In July, Detroit residents looking to renew plates or get a driver’s license at the branch office on West Grand Boulevard endured an average wait time of 130.8 minutes, according to data from the Secretary of State office compiled by Bridge Magazine. That’s over two hours — up an extra 31.1 minutes from last year.

Citizens in Ann Arbor were looking at an average 136-minute wait — up 23.4 minutes from 2018, and Novi residents could expect an average wait of 182.8 minutes — a 62.7-minute increase from last year.

That kind of a wait could discourage citizens from complying with the law. It may lead to more motorists driving illegally. And those with expired licenses risk 93 days of jail time and/or a $500 fine.

In April, after visiting all 131 of the state’s Secretary of State branches, Benson told The Detroit News that problems in the department could push her 30-minute goal out to 2022.

Benson said a significant factor in increasing wait times is the previous administration’s downsizing to 131 offices from 174.

“Bottom line, we’re looking at the result of decades of short-term fixes or problematic solutions that have not stood the test of time,” she says.

One of the biggest issues Benson says she faces is structural problems arising from outdated business practices.

“If you want to renew a license plate, you have to go to an office and do it,” she says.

Yet she knew that to be the case when she made her 30-minute guarantee.

In addition, Benson says there is currently no triage of the lines stacking up in branch offices.

“A third of the people in line have quick transactions that would take five minutes online,” she says. “I want to create an express line, just like an express checkout at a grocery store.”

Noting how past administrations treated employees like part-time workers so they could avoid paying benefits, Benson says the lack of investment in staff created low morale and a high turnover, adding to costs.
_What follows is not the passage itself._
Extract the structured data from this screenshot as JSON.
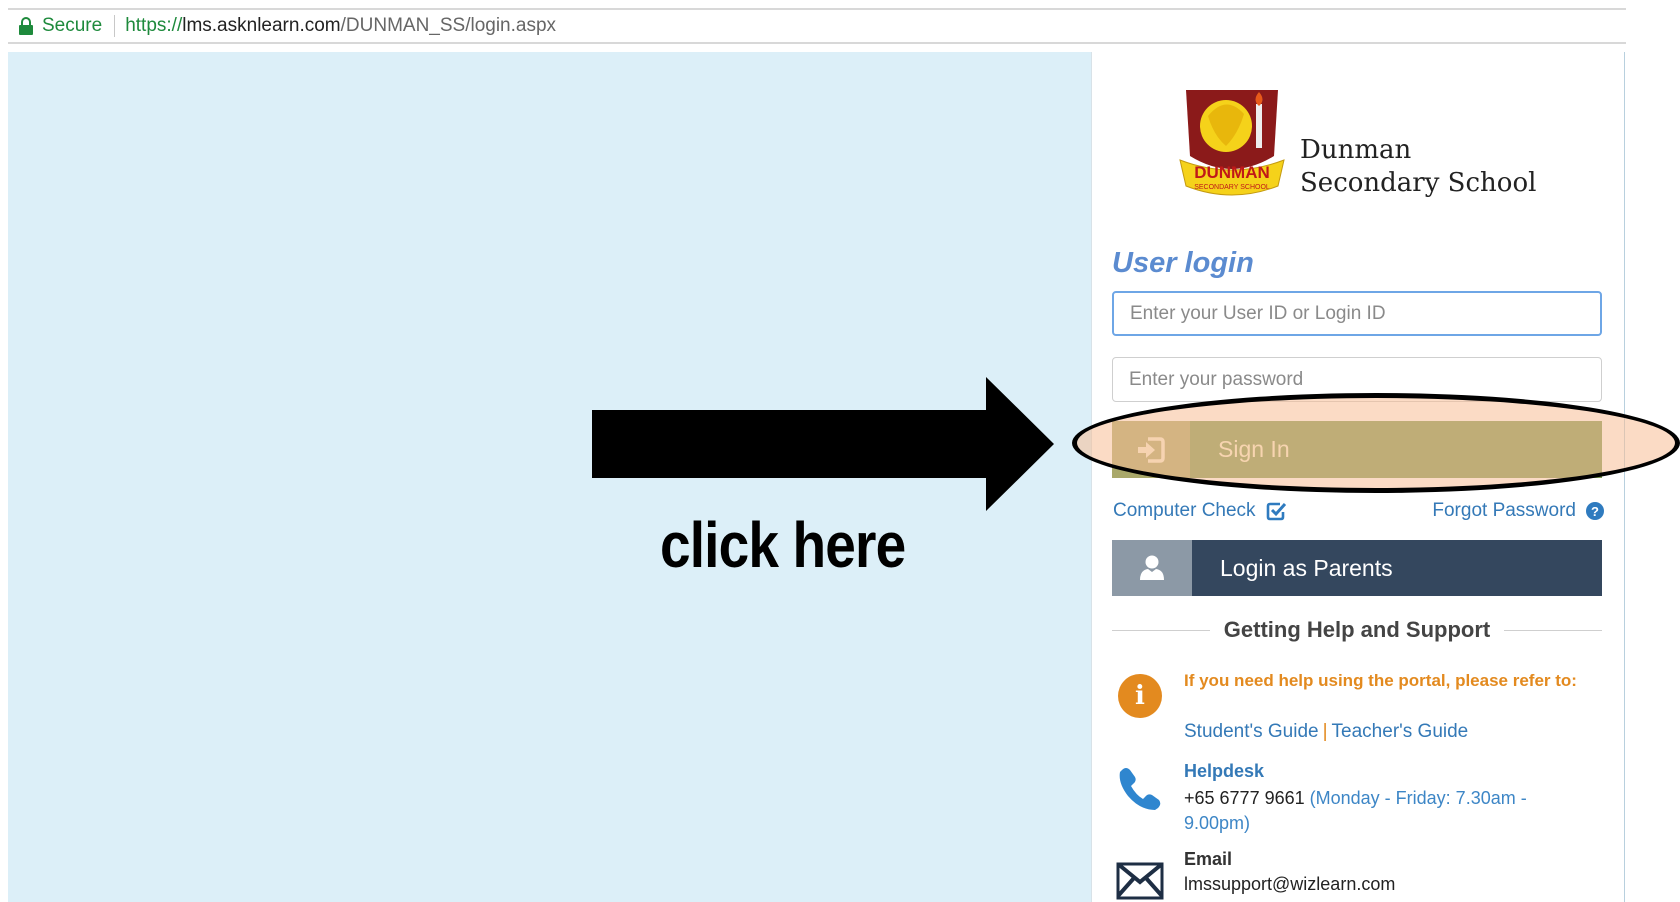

Benson wants to reorganize positions to make them full time with benefits.

She says all these structural changes are going to take a while.

“I’d like to be able to make them yesterday, just like everyone else,” she says. “But big government moves slowly.”

Benson is right about that, but she’s also trying to deflect responsibility for lack of progress in tackling something as straightforward as wait times.

Since that promise was such a major pillar of her campaign, she should move more quickly to put reforms in place.